The current compassionate release statute in Pennsylvania purports to provide sick and aging incarcerated people with a way to spend the end of their life free from prison. In reality, it is so narrowly written that only 48 people have successfully used it in 14 years, according to Spotlight PA.
The law grants release only to those who are sick or
older, cannot walk, and have less than a year to live.
Because of the narrow criteria, the state has
received very few petitions since the legislature established the process in
2009. And in many cases, petitioners have died before their petitions came
before a judge.
The process is obscure even to lawyers such as Trama
who regularly defend clients in civil rights and defense cases. Before
Caliman’s case, the attorney had never heard of it, much less represented an
incarcerated person in a petition. Trama received a “huge lift,” she said, from
ALC attorney Rupalee Rashatwar.
“I was terrified the entire time that we were going
to be one day too late,” Trama said.
Rashatwar and the firm have driven the uptick in
successful petitions in recent years. There were 24 petitions granted between
2009 and 2020, before ALC began its focused practice.
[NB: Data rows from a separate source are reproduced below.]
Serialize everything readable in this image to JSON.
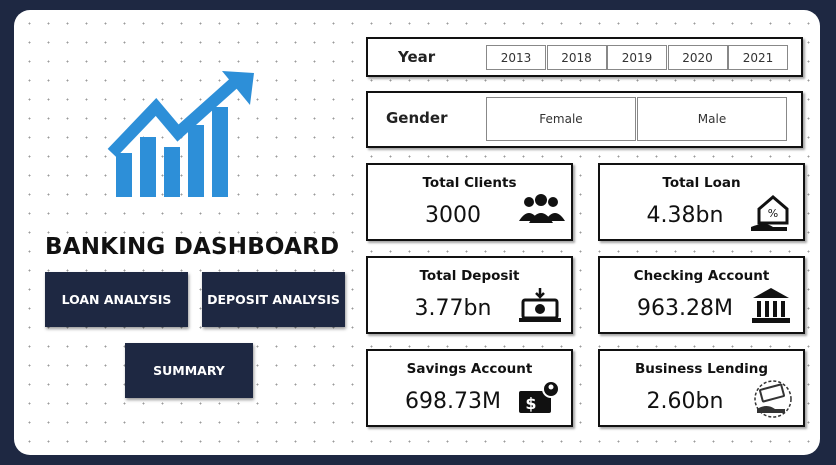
{
  "header": {
    "title": "BANKING DASHBOARD"
  },
  "nav": [
    "LOAN ANALYSIS",
    "DEPOSIT ANALYSIS",
    "SUMMARY"
  ],
  "filters": [
    {
      "label": "Year",
      "options": [
        "2013",
        "2018",
        "2019",
        "2020",
        "2021"
      ]
    },
    {
      "label": "Gender",
      "options": [
        "Female",
        "Male"
      ]
    }
  ],
  "cards": [
    {
      "label": "Total Clients",
      "value": "3000"
    },
    {
      "label": "Total Loan",
      "value": "4.38bn"
    },
    {
      "label": "Total Deposit",
      "value": "3.77bn"
    },
    {
      "label": "Checking Account",
      "value": "963.28M"
    },
    {
      "label": "Savings Account",
      "value": "698.73M"
    },
    {
      "label": "Business Lending",
      "value": "2.60bn"
    }
  ]
}
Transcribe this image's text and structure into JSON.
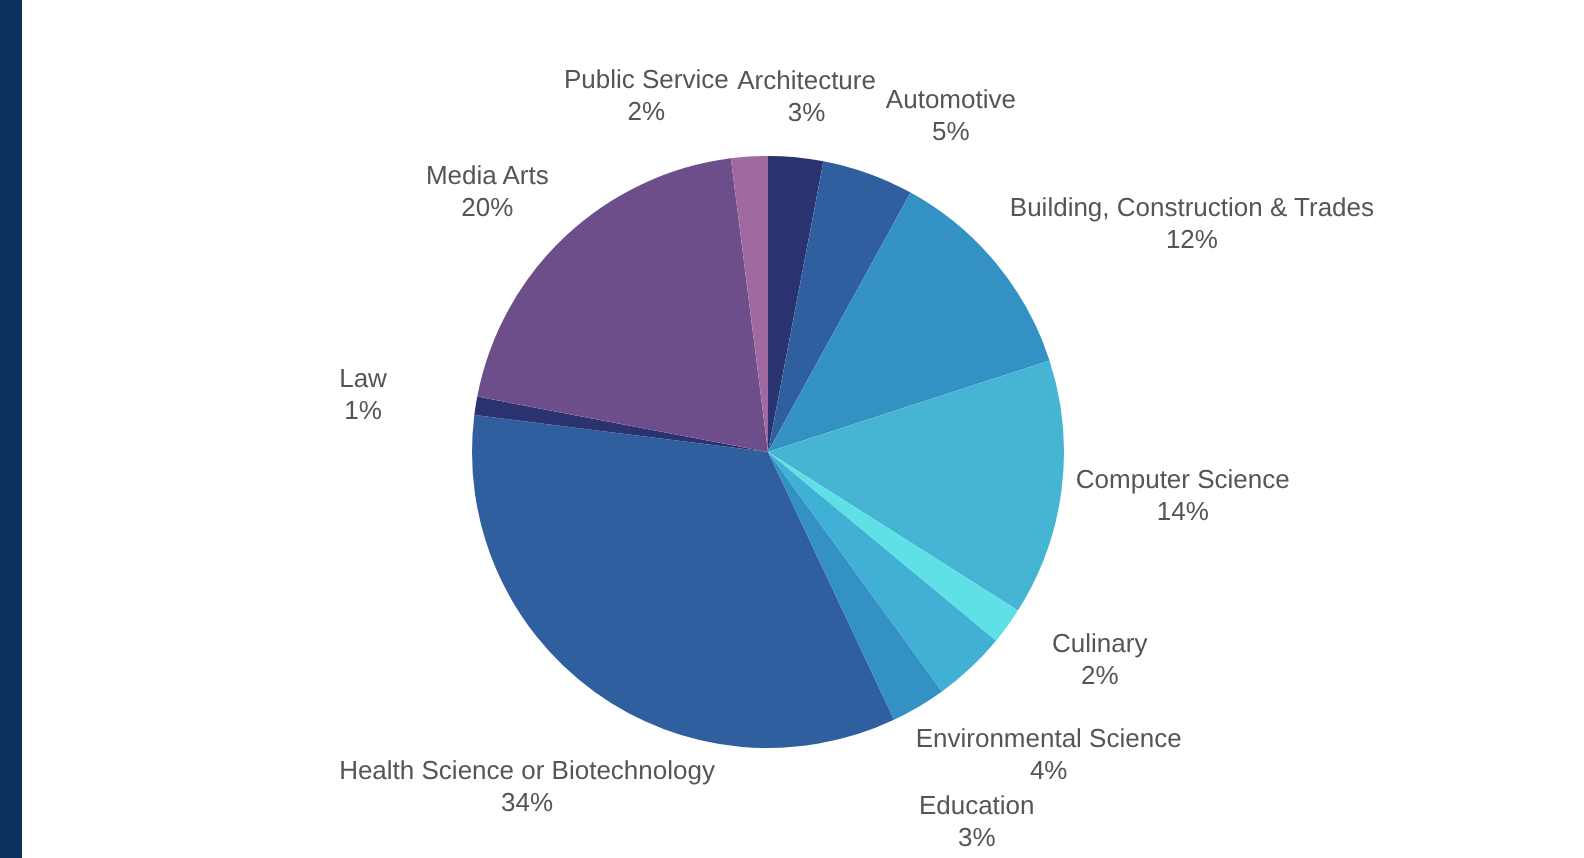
{
  "chart_data": {
    "type": "pie",
    "categories": [
      "Architecture",
      "Automotive",
      "Building, Construction & Trades",
      "Computer Science",
      "Culinary",
      "Environmental Science",
      "Education",
      "Health Science or Biotechnology",
      "Law",
      "Media Arts",
      "Public Service"
    ],
    "values": [
      3,
      5,
      12,
      14,
      2,
      4,
      3,
      34,
      1,
      20,
      2
    ],
    "value_labels": [
      "3%",
      "5%",
      "12%",
      "14%",
      "2%",
      "4%",
      "3%",
      "34%",
      "1%",
      "20%",
      "2%"
    ],
    "colors": [
      "#2b3270",
      "#2f5f9e",
      "#3391c4",
      "#45b5d3",
      "#5fe0e6",
      "#40b0d5",
      "#3391c4",
      "#2f5f9e",
      "#2b3270",
      "#6d4e8a",
      "#a0699f"
    ],
    "legend": false
  }
}
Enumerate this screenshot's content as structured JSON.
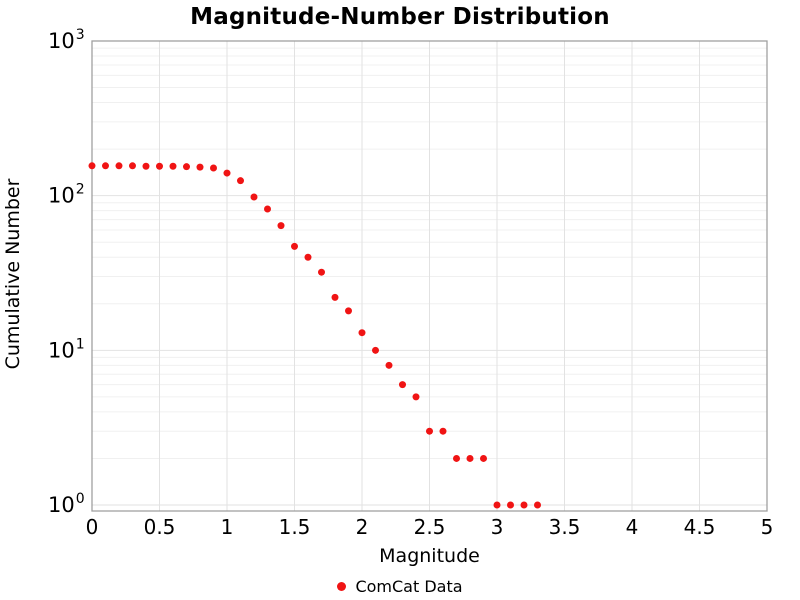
{
  "chart_data": {
    "type": "scatter",
    "title": "Magnitude-Number Distribution",
    "xlabel": "Magnitude",
    "ylabel": "Cumulative Number",
    "x_scale": "linear",
    "y_scale": "log",
    "xlim": [
      0,
      5
    ],
    "ylim": [
      1,
      1000
    ],
    "grid": true,
    "legend_position": "bottom-center",
    "x_ticks": [
      0,
      0.5,
      1,
      1.5,
      2,
      2.5,
      3,
      3.5,
      4,
      4.5,
      5
    ],
    "x_tick_labels": [
      "0",
      "0.5",
      "1",
      "1.5",
      "2",
      "2.5",
      "3",
      "3.5",
      "4",
      "4.5",
      "5"
    ],
    "y_tick_exponents": [
      0,
      1,
      2,
      3
    ],
    "y_tick_base": "10",
    "legend": [
      {
        "name": "ComCat Data",
        "color": "#f01414",
        "marker": "circle"
      }
    ],
    "series": [
      {
        "name": "ComCat Data",
        "color": "#f01414",
        "marker": "circle",
        "x": [
          0.0,
          0.1,
          0.2,
          0.3,
          0.4,
          0.5,
          0.6,
          0.7,
          0.8,
          0.9,
          1.0,
          1.1,
          1.2,
          1.3,
          1.4,
          1.5,
          1.6,
          1.7,
          1.8,
          1.9,
          2.0,
          2.1,
          2.2,
          2.3,
          2.4,
          2.5,
          2.6,
          2.7,
          2.8,
          2.9,
          3.0,
          3.1,
          3.2,
          3.3
        ],
        "y": [
          156,
          156,
          156,
          156,
          155,
          155,
          155,
          154,
          153,
          151,
          140,
          125,
          98,
          82,
          64,
          47,
          40,
          32,
          22,
          18,
          13,
          10,
          8,
          6,
          5,
          3,
          3,
          2,
          2,
          2,
          1,
          1,
          1,
          1
        ]
      }
    ],
    "colors": {
      "point": "#f01414",
      "spine": "#a0a0a0",
      "major_grid": "#e2e2e2",
      "minor_grid": "#f0f0f0",
      "text": "#000000",
      "background": "#ffffff"
    }
  }
}
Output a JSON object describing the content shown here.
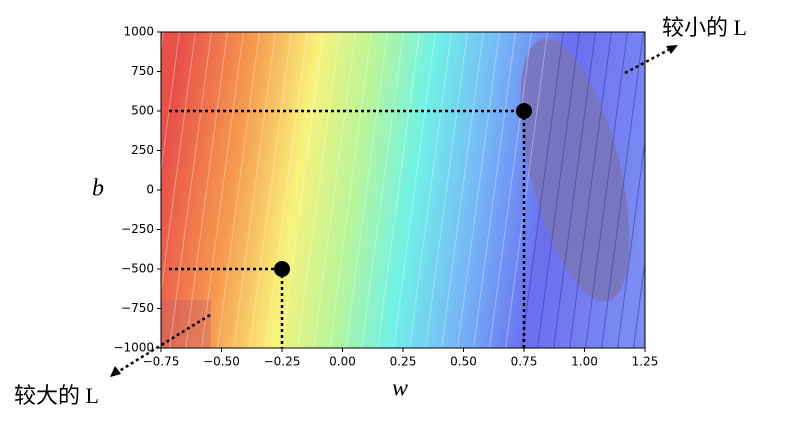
{
  "chart_data": {
    "type": "scatter",
    "x": [
      0.75,
      -0.25
    ],
    "y": [
      500,
      -500
    ],
    "color": "#000000",
    "xlabel": "w",
    "ylabel": "b",
    "xlim": [
      -0.75,
      1.25
    ],
    "ylim": [
      -1000,
      1000
    ],
    "xticks": [
      {
        "value": -0.75,
        "label": "−0.75"
      },
      {
        "value": -0.5,
        "label": "−0.50"
      },
      {
        "value": -0.25,
        "label": "−0.25"
      },
      {
        "value": 0,
        "label": "0.00"
      },
      {
        "value": 0.25,
        "label": "0.25"
      },
      {
        "value": 0.5,
        "label": "0.50"
      },
      {
        "value": 0.75,
        "label": "0.75"
      },
      {
        "value": 1,
        "label": "1.00"
      },
      {
        "value": 1.25,
        "label": "1.25"
      }
    ],
    "yticks": [
      {
        "value": -1000,
        "label": "−1000"
      },
      {
        "value": -750,
        "label": "−750"
      },
      {
        "value": -500,
        "label": "−500"
      },
      {
        "value": -250,
        "label": "−250"
      },
      0,
      250,
      500,
      750,
      1000
    ],
    "annotations": [
      "较小的 L",
      "较大的 L"
    ]
  }
}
Courts have granted
release to 24 people in the past three years alone, with ALC representing
nearly half of them. The firm now partners with
Pennsylvania University law students to help file petitions.
But the small rise in successes still represents a
fraction of the aging population receiving costly medical care for chronic and
serious health conditions inside state prisons.
The Pennsylvania Department of Corrections
incarcerates 10,300 people over the age of 50 who are considered elderly
because lack of access to health care and atypical living conditions age them
at a faster rate than those on the outside, according to state officials. These
people account for more than a quarter of Pennsylvania’s prison population and
there is a financial as well as human cost to keeping them incarcerated.